The challenge, fundamentally, is not undoing or preventing violation of universal rights presumed to exist, already formed, and operative on-site. Instead, it is articulating in the Ethiopian national context a lasting complex of democratic ideals, values, entitlements, and institutional practices which function across ethnic lines with relative regularity, stability, and effectiveness. Only then can individuals and collectives significantly bear human rights and press rights-violation claims meaningfully against offending state and non-state actors.

But the ritual foreign fixation on abstract human rights and domestic over-politicization of ethnicity preclude creating durable multicultural national order in Ethiopia that benefits all citizens regardless of tribal identity. The West’s current one-sided intervention in Ethiopian affairs, partial to Tigre secessionist interests, is strategically too impatient for enduring Ethiopian stabilization and reconstruction. It keeps its eye too narrowly on tactical issues and misconceived punitive measures. And the ever-separatist, nationally divisive TPLF remnants that have gained more Western favor lately remain neither willing nor able to support in good faith Ethiopia’s integral democratic development.

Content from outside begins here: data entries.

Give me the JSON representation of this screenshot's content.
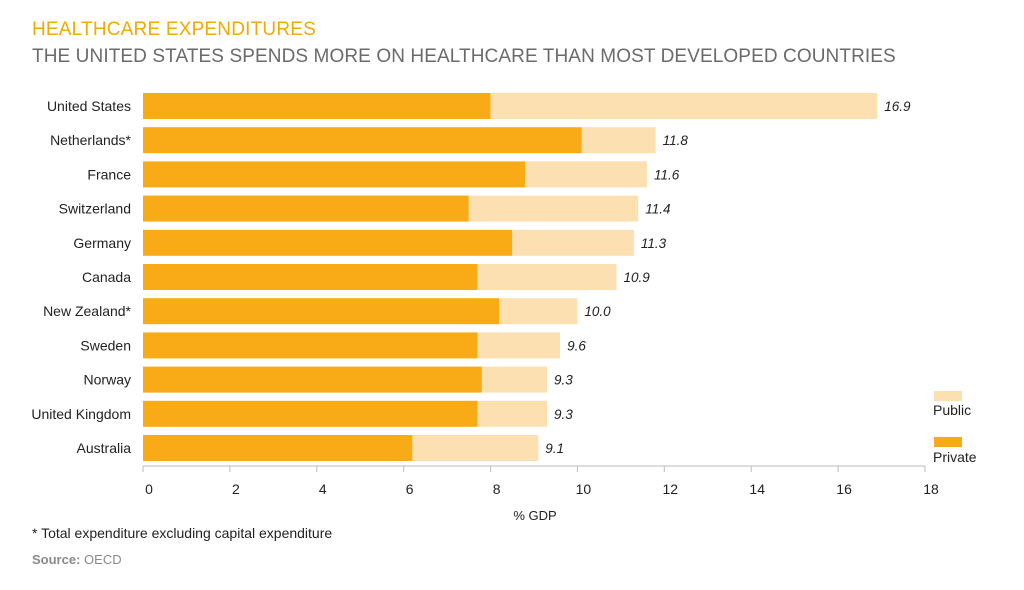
{
  "header": {
    "title": "HEALTHCARE EXPENDITURES",
    "subtitle": "THE UNITED STATES SPENDS MORE ON HEALTHCARE THAN MOST DEVELOPED COUNTRIES"
  },
  "footer": {
    "footnote": "* Total expenditure excluding capital expenditure",
    "source_label": "Source:",
    "source_value": "OECD"
  },
  "colors": {
    "private": "#f9ab17",
    "public": "#fde0b1",
    "axis": "#bbbbbb"
  },
  "chart_data": {
    "type": "bar",
    "orientation": "horizontal",
    "stacked": true,
    "categories": [
      "United States",
      "Netherlands*",
      "France",
      "Switzerland",
      "Germany",
      "Canada",
      "New Zealand*",
      "Sweden",
      "Norway",
      "United Kingdom",
      "Australia"
    ],
    "series": [
      {
        "name": "Private",
        "values": [
          8.0,
          10.1,
          8.8,
          7.5,
          8.5,
          7.7,
          8.2,
          7.7,
          7.8,
          7.7,
          6.2
        ]
      },
      {
        "name": "Public",
        "values": [
          8.9,
          1.7,
          2.8,
          3.9,
          2.8,
          3.2,
          1.8,
          1.9,
          1.5,
          1.6,
          2.9
        ]
      }
    ],
    "totals": [
      "16.9",
      "11.8",
      "11.6",
      "11.4",
      "11.3",
      "10.9",
      "10.0",
      "9.6",
      "9.3",
      "9.3",
      "9.1"
    ],
    "xlabel": "% GDP",
    "ylabel": "",
    "xlim": [
      0,
      18
    ],
    "xticks": [
      "0",
      "2",
      "4",
      "6",
      "8",
      "10",
      "12",
      "14",
      "16",
      "18"
    ],
    "grid": false,
    "legend": {
      "placement": "right",
      "order": [
        "Public",
        "Private"
      ]
    }
  }
}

Lasting national change is a complex undertaking for Ethiopia or any historic nation. It is challenging even in the best of times, let alone today, when hostile foreign forces encircle our country, which is internally buffeted as never before by a scary confluence of socio-economic, cultural, and governmental disorder. The task involves more than domestic and foreign actors’ strategies and actions. In Ethiopia, as elsewhere, it is performed under definite historical and structural conditions that present possibilities, not just problems, of national transformation and renewal.


Ethiopia shall rise and renew itself!